URL Slug Generator - Create SEO-Friendly Slugs Online

Generate clean URL slugs from any text. Removes accents, special characters, and converts spaces to your chosen separator.

Type or paste text into the input area and the tool converts it to a URL-friendly slug in real-time. Special characters, punctuation, and accents are removed or transliterated to ASCII equivalents. Spaces are replaced with your chosen separator (hyphen by default, underscore optional). Multiple consecutive spaces or separators are collapsed to a single separator. Leading and trailing separators are stripped. The output is lowercase by default (configurable). All slug generation happens instantly in your browser.

Bloggers convert article titles to URL slugs for SEO-friendly permalinks. E-commerce developers generate product URLs from product names with special characters or accents. CMS developers automatically create route-safe identifiers from user-input page titles. Developers building file upload systems sanitize filenames by converting them to slugs before storage.

Keep slugs short and meaningful—overly long URLs hurt user experience and may be truncated in search results. Remove stop words (like, the, a, and) manually for cleaner slugs, as most generators preserve them. Accented characters should transliterate (é → e), not vanish—verify your slug generator handles your language properly. Avoid underscores in URLs if you need Google to treat words separately; hyphens are preferred.
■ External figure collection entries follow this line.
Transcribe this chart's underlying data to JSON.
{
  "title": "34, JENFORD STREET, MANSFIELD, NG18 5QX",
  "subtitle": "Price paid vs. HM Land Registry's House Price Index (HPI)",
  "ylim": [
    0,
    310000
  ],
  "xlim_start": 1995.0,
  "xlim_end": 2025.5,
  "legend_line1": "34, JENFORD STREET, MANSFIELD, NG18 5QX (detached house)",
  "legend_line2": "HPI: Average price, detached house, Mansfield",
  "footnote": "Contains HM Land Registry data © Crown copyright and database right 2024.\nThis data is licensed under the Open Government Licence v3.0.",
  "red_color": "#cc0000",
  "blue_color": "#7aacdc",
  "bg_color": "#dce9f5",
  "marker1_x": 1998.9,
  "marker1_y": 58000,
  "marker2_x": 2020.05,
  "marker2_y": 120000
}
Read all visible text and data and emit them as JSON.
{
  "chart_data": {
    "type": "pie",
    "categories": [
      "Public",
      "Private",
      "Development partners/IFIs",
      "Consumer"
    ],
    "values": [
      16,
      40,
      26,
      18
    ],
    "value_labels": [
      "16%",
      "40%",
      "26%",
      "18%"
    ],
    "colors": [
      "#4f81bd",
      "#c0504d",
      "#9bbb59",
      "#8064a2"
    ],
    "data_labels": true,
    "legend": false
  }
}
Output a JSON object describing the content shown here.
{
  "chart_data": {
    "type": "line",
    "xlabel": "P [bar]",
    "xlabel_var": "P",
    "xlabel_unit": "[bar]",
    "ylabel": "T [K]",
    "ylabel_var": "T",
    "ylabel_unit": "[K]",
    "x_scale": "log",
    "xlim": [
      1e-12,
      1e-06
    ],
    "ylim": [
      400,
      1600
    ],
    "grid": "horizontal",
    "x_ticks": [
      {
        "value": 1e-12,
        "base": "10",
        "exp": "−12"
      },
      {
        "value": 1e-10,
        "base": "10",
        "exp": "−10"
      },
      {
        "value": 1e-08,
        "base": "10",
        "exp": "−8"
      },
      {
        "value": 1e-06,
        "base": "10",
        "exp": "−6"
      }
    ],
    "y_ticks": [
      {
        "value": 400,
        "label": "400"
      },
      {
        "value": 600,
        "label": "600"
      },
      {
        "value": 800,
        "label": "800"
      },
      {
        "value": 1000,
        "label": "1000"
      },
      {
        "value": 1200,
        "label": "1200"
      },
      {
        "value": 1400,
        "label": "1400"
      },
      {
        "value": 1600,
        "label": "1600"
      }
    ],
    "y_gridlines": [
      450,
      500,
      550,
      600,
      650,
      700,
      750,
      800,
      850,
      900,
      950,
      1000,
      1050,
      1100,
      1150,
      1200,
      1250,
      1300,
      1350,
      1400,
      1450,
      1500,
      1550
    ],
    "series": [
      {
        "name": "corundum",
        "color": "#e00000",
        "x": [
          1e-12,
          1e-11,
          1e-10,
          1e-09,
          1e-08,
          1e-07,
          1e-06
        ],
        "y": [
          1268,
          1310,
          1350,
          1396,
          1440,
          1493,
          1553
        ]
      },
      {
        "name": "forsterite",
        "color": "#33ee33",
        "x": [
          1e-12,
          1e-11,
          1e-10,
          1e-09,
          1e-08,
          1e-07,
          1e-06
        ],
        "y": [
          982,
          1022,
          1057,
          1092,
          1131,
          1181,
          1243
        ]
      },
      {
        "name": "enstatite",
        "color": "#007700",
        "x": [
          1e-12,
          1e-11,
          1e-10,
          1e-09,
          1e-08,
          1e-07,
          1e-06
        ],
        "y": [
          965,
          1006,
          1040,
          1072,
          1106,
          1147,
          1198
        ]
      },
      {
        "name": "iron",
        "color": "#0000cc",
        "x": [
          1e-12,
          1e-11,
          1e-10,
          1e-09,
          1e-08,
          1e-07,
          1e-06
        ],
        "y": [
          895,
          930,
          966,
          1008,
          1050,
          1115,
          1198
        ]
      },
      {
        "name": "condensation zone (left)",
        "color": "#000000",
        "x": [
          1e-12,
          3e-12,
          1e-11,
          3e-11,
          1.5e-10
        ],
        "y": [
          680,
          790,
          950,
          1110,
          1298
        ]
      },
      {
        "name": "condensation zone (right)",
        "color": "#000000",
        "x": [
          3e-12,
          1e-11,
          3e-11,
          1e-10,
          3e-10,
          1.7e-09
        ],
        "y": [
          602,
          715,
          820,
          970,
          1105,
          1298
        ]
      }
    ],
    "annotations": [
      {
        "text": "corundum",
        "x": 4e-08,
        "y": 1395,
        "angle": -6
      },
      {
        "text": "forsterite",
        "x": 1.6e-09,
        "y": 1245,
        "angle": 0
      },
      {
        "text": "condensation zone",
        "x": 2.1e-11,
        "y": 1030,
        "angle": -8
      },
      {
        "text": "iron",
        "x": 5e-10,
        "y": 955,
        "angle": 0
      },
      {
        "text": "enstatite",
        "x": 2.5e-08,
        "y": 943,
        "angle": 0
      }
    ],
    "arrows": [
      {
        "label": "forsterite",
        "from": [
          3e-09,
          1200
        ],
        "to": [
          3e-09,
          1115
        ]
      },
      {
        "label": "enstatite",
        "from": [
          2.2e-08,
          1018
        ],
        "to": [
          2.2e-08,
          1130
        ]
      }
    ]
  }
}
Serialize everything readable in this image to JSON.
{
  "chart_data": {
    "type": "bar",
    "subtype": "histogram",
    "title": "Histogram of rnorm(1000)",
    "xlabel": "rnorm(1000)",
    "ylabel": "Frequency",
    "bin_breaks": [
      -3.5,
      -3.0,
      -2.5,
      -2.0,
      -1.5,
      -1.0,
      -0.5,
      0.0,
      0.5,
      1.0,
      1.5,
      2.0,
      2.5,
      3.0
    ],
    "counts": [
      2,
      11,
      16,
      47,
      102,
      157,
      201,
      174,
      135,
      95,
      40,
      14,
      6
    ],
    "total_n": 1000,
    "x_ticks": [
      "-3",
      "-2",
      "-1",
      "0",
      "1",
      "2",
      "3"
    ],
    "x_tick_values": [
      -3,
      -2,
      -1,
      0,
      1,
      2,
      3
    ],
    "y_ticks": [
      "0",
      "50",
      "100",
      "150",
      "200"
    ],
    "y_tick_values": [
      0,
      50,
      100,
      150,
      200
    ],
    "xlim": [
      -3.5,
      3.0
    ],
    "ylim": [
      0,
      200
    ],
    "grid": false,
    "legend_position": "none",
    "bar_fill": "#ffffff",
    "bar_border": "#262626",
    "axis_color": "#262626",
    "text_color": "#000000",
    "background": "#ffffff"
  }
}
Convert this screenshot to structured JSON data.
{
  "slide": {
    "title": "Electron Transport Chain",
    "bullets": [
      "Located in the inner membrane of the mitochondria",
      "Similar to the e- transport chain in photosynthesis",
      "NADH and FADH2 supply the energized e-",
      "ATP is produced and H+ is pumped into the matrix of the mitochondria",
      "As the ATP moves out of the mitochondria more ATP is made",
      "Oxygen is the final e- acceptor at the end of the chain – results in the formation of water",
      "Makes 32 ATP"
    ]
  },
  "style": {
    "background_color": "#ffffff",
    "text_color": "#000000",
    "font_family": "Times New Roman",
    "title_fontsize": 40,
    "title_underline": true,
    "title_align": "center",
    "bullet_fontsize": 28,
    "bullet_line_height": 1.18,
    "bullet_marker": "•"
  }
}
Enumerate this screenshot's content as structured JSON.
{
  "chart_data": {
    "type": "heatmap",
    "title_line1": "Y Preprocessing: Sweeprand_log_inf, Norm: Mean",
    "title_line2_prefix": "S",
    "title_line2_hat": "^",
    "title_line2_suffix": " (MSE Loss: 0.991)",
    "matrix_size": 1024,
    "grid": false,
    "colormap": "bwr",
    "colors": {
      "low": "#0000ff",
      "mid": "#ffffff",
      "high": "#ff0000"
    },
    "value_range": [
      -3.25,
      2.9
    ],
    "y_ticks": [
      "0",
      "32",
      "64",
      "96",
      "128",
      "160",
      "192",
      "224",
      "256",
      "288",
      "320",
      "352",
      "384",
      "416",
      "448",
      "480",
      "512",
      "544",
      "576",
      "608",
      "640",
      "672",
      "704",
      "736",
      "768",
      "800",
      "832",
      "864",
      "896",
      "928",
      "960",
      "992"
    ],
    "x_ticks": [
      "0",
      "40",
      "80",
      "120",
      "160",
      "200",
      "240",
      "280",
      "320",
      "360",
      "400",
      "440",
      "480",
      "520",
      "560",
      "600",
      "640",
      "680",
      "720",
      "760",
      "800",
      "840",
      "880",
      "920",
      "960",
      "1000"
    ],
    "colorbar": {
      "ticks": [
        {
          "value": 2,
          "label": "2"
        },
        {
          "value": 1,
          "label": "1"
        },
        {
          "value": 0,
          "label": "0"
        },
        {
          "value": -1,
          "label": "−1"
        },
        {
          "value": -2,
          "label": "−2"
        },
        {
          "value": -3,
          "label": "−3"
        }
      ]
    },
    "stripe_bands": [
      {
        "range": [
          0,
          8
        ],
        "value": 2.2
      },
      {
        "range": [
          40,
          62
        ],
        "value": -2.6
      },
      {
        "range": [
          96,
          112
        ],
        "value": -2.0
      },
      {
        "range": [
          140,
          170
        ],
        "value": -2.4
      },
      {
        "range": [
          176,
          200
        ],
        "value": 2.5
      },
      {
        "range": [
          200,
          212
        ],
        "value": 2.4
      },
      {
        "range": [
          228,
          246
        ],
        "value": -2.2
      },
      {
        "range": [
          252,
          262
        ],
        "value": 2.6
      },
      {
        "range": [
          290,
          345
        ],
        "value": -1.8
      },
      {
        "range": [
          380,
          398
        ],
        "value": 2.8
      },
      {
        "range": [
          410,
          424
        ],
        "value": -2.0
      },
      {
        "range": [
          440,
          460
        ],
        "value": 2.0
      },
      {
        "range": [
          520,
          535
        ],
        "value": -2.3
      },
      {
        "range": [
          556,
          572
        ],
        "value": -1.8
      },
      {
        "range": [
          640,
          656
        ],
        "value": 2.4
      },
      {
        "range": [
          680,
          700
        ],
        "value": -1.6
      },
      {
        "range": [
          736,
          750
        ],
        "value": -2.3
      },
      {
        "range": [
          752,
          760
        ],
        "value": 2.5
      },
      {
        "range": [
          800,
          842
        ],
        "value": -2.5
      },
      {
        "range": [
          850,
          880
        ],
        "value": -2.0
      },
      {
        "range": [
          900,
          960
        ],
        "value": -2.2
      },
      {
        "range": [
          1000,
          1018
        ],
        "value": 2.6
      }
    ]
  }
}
Always generate slugs programmatically during content creation; don't let users type them manually without validation.

All processing happens directly in your browser. Your files never leave your device — no server uploads, no cloud storage, no data retention. The tool works offline once loaded, requires no registration, and is completely free with no usage limits.

Frequently Asked Questions

What is a URL slug?

A slug is the URL-friendly version of a title, like "my-blog-post" in example.com/my-blog-post.

Does it handle accented characters?

Yes, accented characters are normalized to their ASCII equivalents (é→e, ñ→n, etc.).

Which separator should I use?

Hyphens (-) are the most common and SEO-friendly choice. Google treats hyphens as word separators.